19 March 2020   Leave a comment

The have been many press reports about the state of preparedness in the US for the onset of a pandemic such as the country is experiencing currently. It is, to my mind, a curious question since there are many historical examples of plagues which completely transformed daily life in many societies. The real question is why, given the evidence, most societies were completely unprepared for such a devastating possibility. The question is even more perplexing because there is substantial information about systematic studies that were offered to governmental officials about what needed to be done to more effectively address the potential for a pandemic. Those studies, however, failed to elicit any response to this glaring threat to the security of citizens.

The New York Times published today a report about the information the Trump Administration had about the US government’s preparedness for a pandemic. The report was issued by the Health and Human Services agency on a simulation of a pandemic outbreak, entitled “Crimson Contagion” in October 2019. The simulation was run in January, April, and May of 2019. According to The New York Times:

“The draft report, marked ‘not to be disclosed,’ laid out in stark detail repeated cases of ‘confusion’ in the exercise. Federal agencies jockeyed over who was in charge. State officials and hospitals struggled to figure out what kind of equipment was stockpiled or available. Cities and states went their own ways on school closings.

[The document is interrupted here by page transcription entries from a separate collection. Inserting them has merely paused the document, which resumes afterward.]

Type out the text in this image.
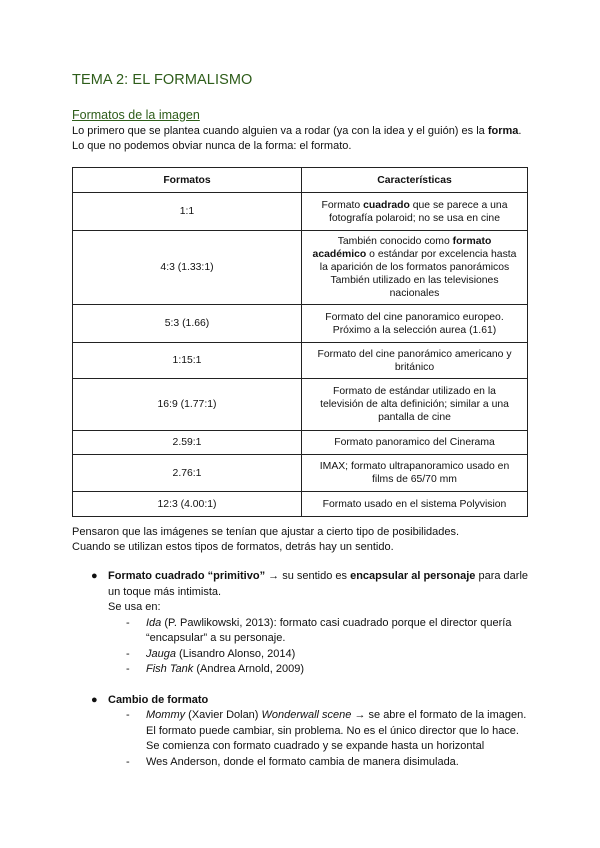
TEMA 2: EL FORMALISMO
Formatos de la imagen
Lo primero que se plantea cuando alguien va a rodar (ya con la idea y el guión) es la forma.
Lo que no podemos obviar nunca de la forma: el formato.
Formatos	Características
1:1	Formato cuadrado que se parece a una fotografía polaroid; no se usa en cine
4:3 (1.33:1)	También conocido como formato académico o estándar por excelencia hasta la aparición de los formatos panorámicos También utilizado en las televisiones nacionales
5:3 (1.66)	Formato del cine panoramico europeo. Próximo a la selección aurea (1.61)
1:15:1	Formato del cine panorámico americano y británico
16:9 (1.77:1)	Formato de estándar utilizado en la televisión de alta definición; similar a una pantalla de cine
2.59:1	Formato panoramico del Cinerama
2.76:1	IMAX; formato ultrapanoramico usado en films de 65/70 mm
12:3 (4.00:1)	Formato usado en el sistema Polyvision
Pensaron que las imágenes se tenían que ajustar a cierto tipo de posibilidades.
Cuando se utilizan estos tipos de formatos, detrás hay un sentido.
● Formato cuadrado “primitivo” → su sentido es encapsular al personaje para darle un toque más intimista.
Se usa en:
- Ida (P. Pawlikowski, 2013): formato casi cuadrado porque el director quería “encapsular” a su personaje.
- Jauga (Lisandro Alonso, 2014)
- Fish Tank (Andrea Arnold, 2009)
● Cambio de formato
- Mommy (Xavier Dolan) Wonderwall scene → se abre el formato de la imagen. El formato puede cambiar, sin problema. No es el único director que lo hace. Se comienza con formato cuadrado y se expande hasta un horizontal
- Wes Anderson, donde el formato cambia de manera disimulada.
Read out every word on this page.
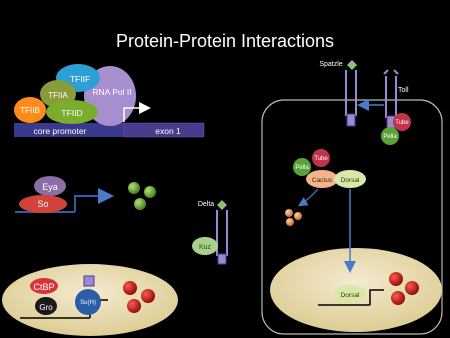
Protein-Protein Interactions
core promoter	exon 1
RNA Pol II
TFIIF
TFIIA
TFIID
TFIIB
Eya
So
CtBP
Gro	Su(H)
Delta
Kuz
Spatzle
Toll
Tube
Pella
Tube
Pella
Cactus Dorsal
Dorsal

“Many of the potentially deadly consequences of a failure to address the shortcomings are now playing out in all-too-real fashion across the country. And it was hardly the first warning for the nation’s leaders. Three times over the past four years the U.S. government, across two administrations, had grappled in depth with what a pandemic would look like, identifying likely shortcomings and in some cases recommending specific action.

“In 2016, the Obama administration produced a comprehensive report on the lessons learned by the government from battling Ebola. In January 2017, outgoing Obama administration officials ran an extensive exercise on responding to a pandemic for incoming senior officials of the Trump administration.”

To its credit, the Obama Administration created a position on the National Security Council dedicated to coordinating federal resources to address the possibility of a devastating pandemic. That office briefed the incoming Trump Administration in January 2017. But that office was eliminated in January 2018.

It is clear that pandemics should be considered as national security threats as devastating as any threat posed by states or non-state actors. And we should fund defenses against pandemics (as well as climate change, by the way) to the same degree that we currently find defenses against more traditional acts of war. And we should assess the failure of anticipating such threats as egregious failures of the state.